Chapter 1 talks about data collection methods for intrusion detection and provides detailed explanations about data collection mechanism components. It provides useful hints and guidelines for mechanism selection and deployment.

Chapter 2
uses an auto-reclosing technique applied on long rural power lines together with multi-resolution techniques to develop an IDS that helps to keep IPS up to date. The proposed method can block SYN-flood attacks, distributed denial of service attacks (DDoS) based on SYN-flood attacks, and helps to improve the limitations of existing IDSs and IPSs.

Chapter 3
introduces a peer-to-peer based intrusion detection system called Komondor and it is based on the Kademlia system. The proposed system is composed of independent software instances running on different hosts organized into a peer-to-peer network. The goal of the chapter is to explain modifications and enhancements made on the Kademlia.

Chapter 4
reports a work where entropy-based behavioral traffic profiles are used for anomaly-based intrusion detection. The proposed method is based on the Method of Remaining Elements (MRE) as its core.

Chapter 5
targets one of the important security concerns in the world, i.e. Botnets. It reports an analysis of botnets detecting intrusion attempts more effectively and without relying on any specific protocol, characteristics of bots such as synchronism and network load within specific time windows are analyzed.

Chapter 6
aims on the NGN and addresses the security issue in SIP protocol. The main security concern in the reported work is the DoS attack on SIP. It proposes a combination of the specification- and anomaly-based intrusion detection techniques to detect the attack.
The main concern in the chapters in the second section is to improve the performance of the detection by increasing its speed while keeping its accuracy around the same value.

Chapter 7
presents a work where the Principal Component Analysis (PCA) is applied on the DARPA’99 dataset for feature selection and to reduce the dimensionality of the sampled dataset. Here, the intension is to increase the speed of the detection process by reducing the complexity and dimensionality of the problem without significant decrease in the detection accuracy.  

Chapter 8
reports a case study of anomaly detection in large and high-dimensional network connection data streams using Stream Projected Outlier deTector (SPOT) to detect anomalies from data streams using subspace analysis. The dataset used in this work is the 1999 KDD CUP dataset.

Chapter 9
reports a work where Weighted PCA (WPCA) is applied on the DARPA99 dataset for feature extraction. A difference is reported in the accuracy of the result when the number of features is limited, the number of classes is large, and population of classes is unbalanced.
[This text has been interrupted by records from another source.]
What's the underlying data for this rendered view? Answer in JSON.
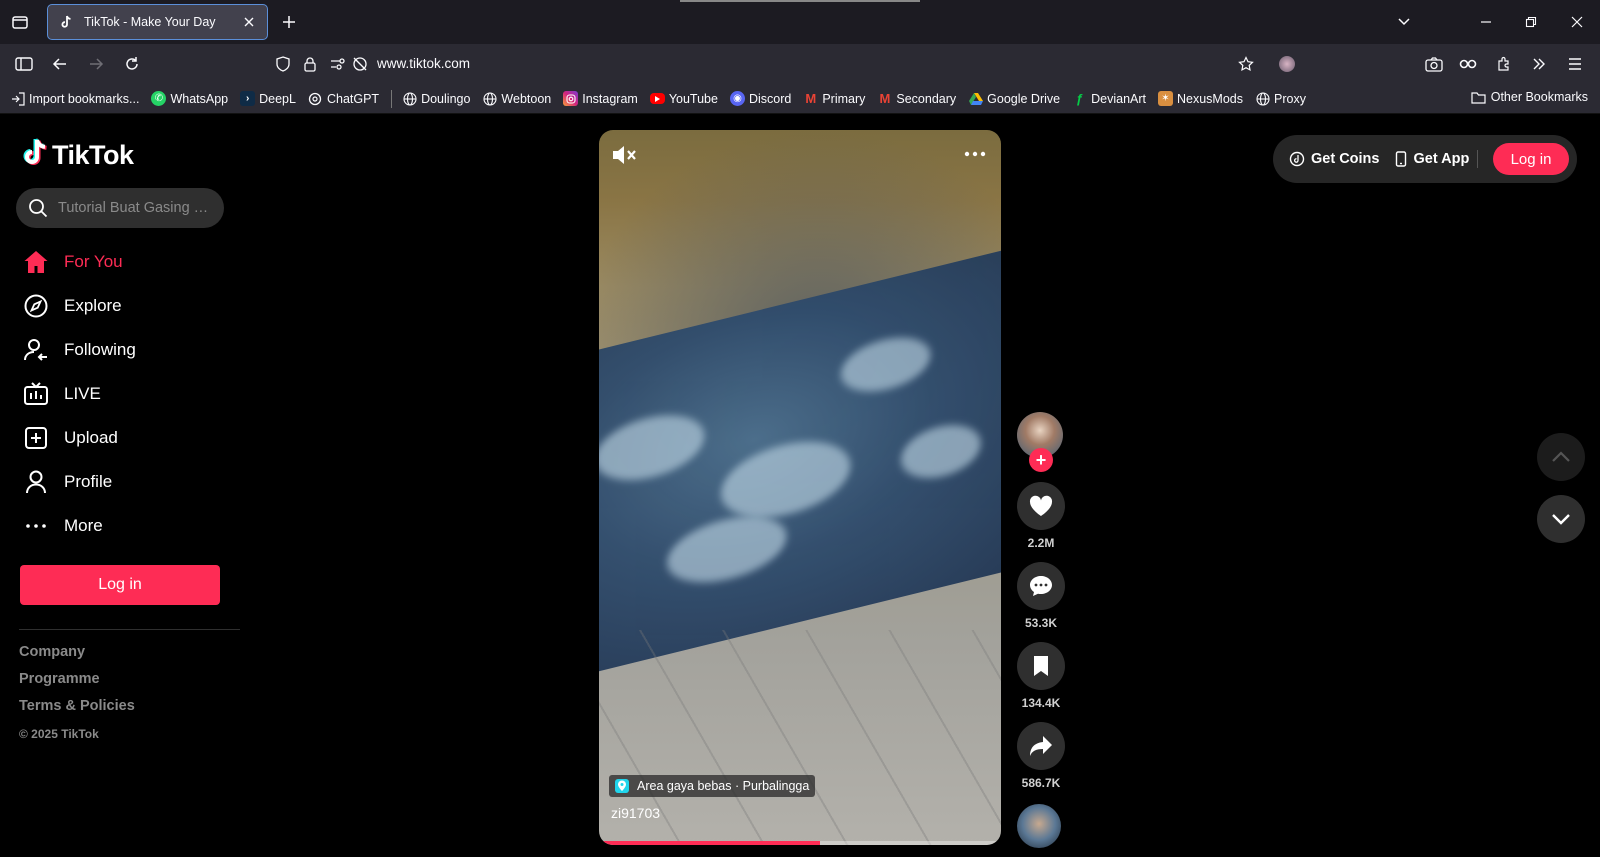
{
  "browser": {
    "tab_title": "TikTok - Make Your Day",
    "url": "www.tiktok.com",
    "bookmarks": [
      {
        "label": "Import bookmarks...",
        "icon": "import-icon"
      },
      {
        "label": "WhatsApp",
        "icon": "whatsapp-icon"
      },
      {
        "label": "DeepL",
        "icon": "deepl-icon"
      },
      {
        "label": "ChatGPT",
        "icon": "chatgpt-icon"
      },
      {
        "label": "Doulingo",
        "icon": "globe-icon"
      },
      {
        "label": "Webtoon",
        "icon": "globe-icon"
      },
      {
        "label": "Instagram",
        "icon": "instagram-icon"
      },
      {
        "label": "YouTube",
        "icon": "youtube-icon"
      },
      {
        "label": "Discord",
        "icon": "discord-icon"
      },
      {
        "label": "Primary",
        "icon": "gmail-icon"
      },
      {
        "label": "Secondary",
        "icon": "gmail-icon"
      },
      {
        "label": "Google Drive",
        "icon": "google-drive-icon"
      },
      {
        "label": "DevianArt",
        "icon": "deviantart-icon"
      },
      {
        "label": "NexusMods",
        "icon": "nexusmods-icon"
      },
      {
        "label": "Proxy",
        "icon": "globe-icon"
      }
    ],
    "other_bookmarks": "Other Bookmarks"
  },
  "sidebar": {
    "logo": "TikTok",
    "search_placeholder": "Tutorial Buat Gasing P...",
    "nav": [
      {
        "label": "For You",
        "icon": "home-icon",
        "active": true
      },
      {
        "label": "Explore",
        "icon": "compass-icon"
      },
      {
        "label": "Following",
        "icon": "following-icon"
      },
      {
        "label": "LIVE",
        "icon": "live-icon"
      },
      {
        "label": "Upload",
        "icon": "upload-icon"
      },
      {
        "label": "Profile",
        "icon": "profile-icon"
      },
      {
        "label": "More",
        "icon": "more-icon"
      }
    ],
    "login": "Log in",
    "footer": {
      "links": [
        "Company",
        "Programme",
        "Terms & Policies"
      ],
      "copyright": "© 2025 TikTok"
    }
  },
  "video": {
    "location": "Area gaya bebas · Purbalingga",
    "username": "zi91703",
    "progress": 0.55
  },
  "actions": {
    "likes": "2.2M",
    "comments": "53.3K",
    "saves": "134.4K",
    "shares": "586.7K"
  },
  "topright": {
    "coins": "Get Coins",
    "app": "Get App",
    "login": "Log in"
  },
  "colors": {
    "accent": "#fe2c55",
    "background": "#000000"
  }
}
Author(s)/Editor(s) Biography

Peyman Kabiri received his PhD in Computing and MSc in Real time Systems from the Nottingham Trent University, Nottingham-UK in years 2000 and 1996 respectively. He received his BEng in Computer Hardware Engineering from Iran’s University of Science and Technology, Tehran-Iran in 1992. He was with the Faculty of Computer Science/University of New Brunswick as project coordinator from early September 2004 till the end of September 2005.
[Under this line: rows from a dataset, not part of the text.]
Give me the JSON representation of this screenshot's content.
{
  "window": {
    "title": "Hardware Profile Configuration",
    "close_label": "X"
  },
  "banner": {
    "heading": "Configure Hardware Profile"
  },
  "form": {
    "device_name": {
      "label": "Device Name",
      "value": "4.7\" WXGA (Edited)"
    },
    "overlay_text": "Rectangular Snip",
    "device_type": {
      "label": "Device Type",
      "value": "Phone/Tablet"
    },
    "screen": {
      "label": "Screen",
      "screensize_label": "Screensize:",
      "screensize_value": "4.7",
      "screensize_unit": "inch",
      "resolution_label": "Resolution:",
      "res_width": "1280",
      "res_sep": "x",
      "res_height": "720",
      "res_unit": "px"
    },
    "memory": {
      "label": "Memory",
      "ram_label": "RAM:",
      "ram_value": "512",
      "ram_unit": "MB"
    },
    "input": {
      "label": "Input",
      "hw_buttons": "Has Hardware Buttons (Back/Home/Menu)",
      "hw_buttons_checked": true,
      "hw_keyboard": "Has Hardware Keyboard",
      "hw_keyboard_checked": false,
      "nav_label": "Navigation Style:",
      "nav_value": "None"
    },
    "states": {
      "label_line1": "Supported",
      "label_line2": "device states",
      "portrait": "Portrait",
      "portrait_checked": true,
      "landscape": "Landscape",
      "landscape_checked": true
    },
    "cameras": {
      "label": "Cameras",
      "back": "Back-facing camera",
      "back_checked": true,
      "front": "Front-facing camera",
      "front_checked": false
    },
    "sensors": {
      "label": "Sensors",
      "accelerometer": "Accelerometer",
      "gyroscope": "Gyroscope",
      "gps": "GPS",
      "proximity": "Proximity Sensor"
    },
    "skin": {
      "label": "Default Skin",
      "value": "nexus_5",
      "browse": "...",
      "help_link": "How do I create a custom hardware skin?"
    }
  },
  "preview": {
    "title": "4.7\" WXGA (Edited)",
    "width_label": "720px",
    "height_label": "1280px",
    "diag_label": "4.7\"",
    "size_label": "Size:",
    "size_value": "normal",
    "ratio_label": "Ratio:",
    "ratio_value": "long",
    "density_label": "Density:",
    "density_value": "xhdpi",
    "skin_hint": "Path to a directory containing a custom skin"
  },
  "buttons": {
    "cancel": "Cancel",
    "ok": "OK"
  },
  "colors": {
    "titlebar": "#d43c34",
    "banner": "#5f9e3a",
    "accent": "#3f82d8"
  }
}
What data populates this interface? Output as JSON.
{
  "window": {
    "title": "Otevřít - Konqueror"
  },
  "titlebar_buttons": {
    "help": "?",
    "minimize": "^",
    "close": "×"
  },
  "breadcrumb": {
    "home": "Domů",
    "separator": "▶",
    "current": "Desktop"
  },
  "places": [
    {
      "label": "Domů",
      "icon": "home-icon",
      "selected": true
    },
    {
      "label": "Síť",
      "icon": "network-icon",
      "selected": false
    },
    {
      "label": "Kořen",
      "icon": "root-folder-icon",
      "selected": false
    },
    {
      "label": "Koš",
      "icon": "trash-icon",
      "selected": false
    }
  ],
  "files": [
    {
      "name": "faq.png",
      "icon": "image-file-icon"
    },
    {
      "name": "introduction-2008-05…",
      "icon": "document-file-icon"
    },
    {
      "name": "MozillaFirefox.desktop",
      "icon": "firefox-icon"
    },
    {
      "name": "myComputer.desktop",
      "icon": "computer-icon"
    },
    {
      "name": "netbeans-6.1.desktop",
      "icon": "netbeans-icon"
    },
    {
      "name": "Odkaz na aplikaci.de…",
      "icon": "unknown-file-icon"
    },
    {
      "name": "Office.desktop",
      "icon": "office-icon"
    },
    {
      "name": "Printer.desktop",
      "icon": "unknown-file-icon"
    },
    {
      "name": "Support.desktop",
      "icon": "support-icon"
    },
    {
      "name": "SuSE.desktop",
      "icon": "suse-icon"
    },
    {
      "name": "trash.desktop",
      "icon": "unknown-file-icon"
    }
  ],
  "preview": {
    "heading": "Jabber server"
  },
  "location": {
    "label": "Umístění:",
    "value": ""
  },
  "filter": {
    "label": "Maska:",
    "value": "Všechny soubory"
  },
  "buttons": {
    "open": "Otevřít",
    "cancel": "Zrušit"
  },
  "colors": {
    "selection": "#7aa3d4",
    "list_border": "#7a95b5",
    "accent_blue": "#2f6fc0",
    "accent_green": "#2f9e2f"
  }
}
His previous academic positions were as follows: Assistant Professor in School of Computer Engineering Iran University of Science and Technology where he is currently an Assistant Professor and Director of the Intelligent Automation Laboratory. He teaches courses in under graduate, post graduate levels and supervises BEng, MSc, and PhD students. He has published a number of journals and conference papers and he was Reviewer for several conferences and journals. His research interests include network intrusion detection, machine learning, remote sensing and robotics.